In the new book, The robot rule: how artificial intelligence will transform everythingAuthor Martin Ford notes that “almost all tech startups are now investing, to some degree, in AI, and companies large and small in other industries are starting to deploy the technology.” The pace of innovation will only accelerate as capital continues to flow into the development of AI. Obviously, everything we are currently seeing in the path of AI-powered automation, including the belief that AI will help us work rather than take our jobs, is just a step away. preliminary for all that is yet to come. As for what is to come, it remains the domain of speculative fiction.
In To burn: A novel about the real robotic revolution, a Yale-trained lawyer was among those affected when his firm replaced 80% of the legal staff with machine learning software. It could happen in the near future. The remaining 20% were indeed augmented by AI, but the 80% had to find other work. In his case, he ends up working as an online personal assistant for the wealthy. Currently, the start-up Yo Labs is working to realize a variation of this vision. The company initially offers a mix of human and AI services, starting with a living, breathing assistant that relies on data to tackle subscriber to-do lists. It will be revealing to see if these assistants will be like the secretaries of old, but using AI, or if they will be displaced cognitive workers.

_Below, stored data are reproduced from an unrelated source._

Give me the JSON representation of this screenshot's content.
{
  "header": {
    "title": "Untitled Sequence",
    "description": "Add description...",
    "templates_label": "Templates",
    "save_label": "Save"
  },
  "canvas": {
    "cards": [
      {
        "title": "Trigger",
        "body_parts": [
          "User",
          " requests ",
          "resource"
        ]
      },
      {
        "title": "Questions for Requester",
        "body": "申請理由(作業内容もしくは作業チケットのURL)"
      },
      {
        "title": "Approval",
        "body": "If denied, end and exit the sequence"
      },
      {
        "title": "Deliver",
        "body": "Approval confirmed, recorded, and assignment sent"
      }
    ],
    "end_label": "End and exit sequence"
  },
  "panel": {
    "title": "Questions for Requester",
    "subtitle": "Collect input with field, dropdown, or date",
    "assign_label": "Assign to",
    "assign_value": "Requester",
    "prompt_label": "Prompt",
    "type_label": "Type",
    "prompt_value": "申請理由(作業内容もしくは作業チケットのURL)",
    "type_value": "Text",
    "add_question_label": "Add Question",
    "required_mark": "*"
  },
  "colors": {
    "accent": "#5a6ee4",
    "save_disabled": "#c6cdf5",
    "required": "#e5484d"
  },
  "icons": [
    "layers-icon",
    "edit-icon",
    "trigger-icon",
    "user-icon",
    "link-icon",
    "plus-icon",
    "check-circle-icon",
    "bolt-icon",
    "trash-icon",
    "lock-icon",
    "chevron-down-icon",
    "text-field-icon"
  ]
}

The AI-based transition to a largely automated world will take time, perhaps a few decades. This will lead to many changes, some of which are very disruptive. Adjustments will not be easy. It is tempting to think that in the end it will enrich the quality of human life. After all, as Aristotle said: “When the looms weave on their own, the slavery of man will end. But embracing AI’s augmented work concept as it is currently articulated could make us forget the potential risks of job loss. Kate Crawford, an academic who specializes in the social and political implications of technology, believes that AI is the deepest story of our time and that “a lot of people sleepwalking in it.”
We all need to have a clear understanding of the growing potential for disruption and prepare as best we can, largely by learning the skills most likely to be needed in the age to come. Businesses must do their part by providing skills training, and retraining will increasingly need to be a near-continuous process as the pace of technological change accelerates. The government needs to develop public policies that orient market forces driving automation towards positive outcomes for all, while preparing for a growing social safety net that could include a universal basic income.
Gary Grossman is Senior VP of Technology Practice at Edelman and Global Lead of the Edelman AI Center of Excellence.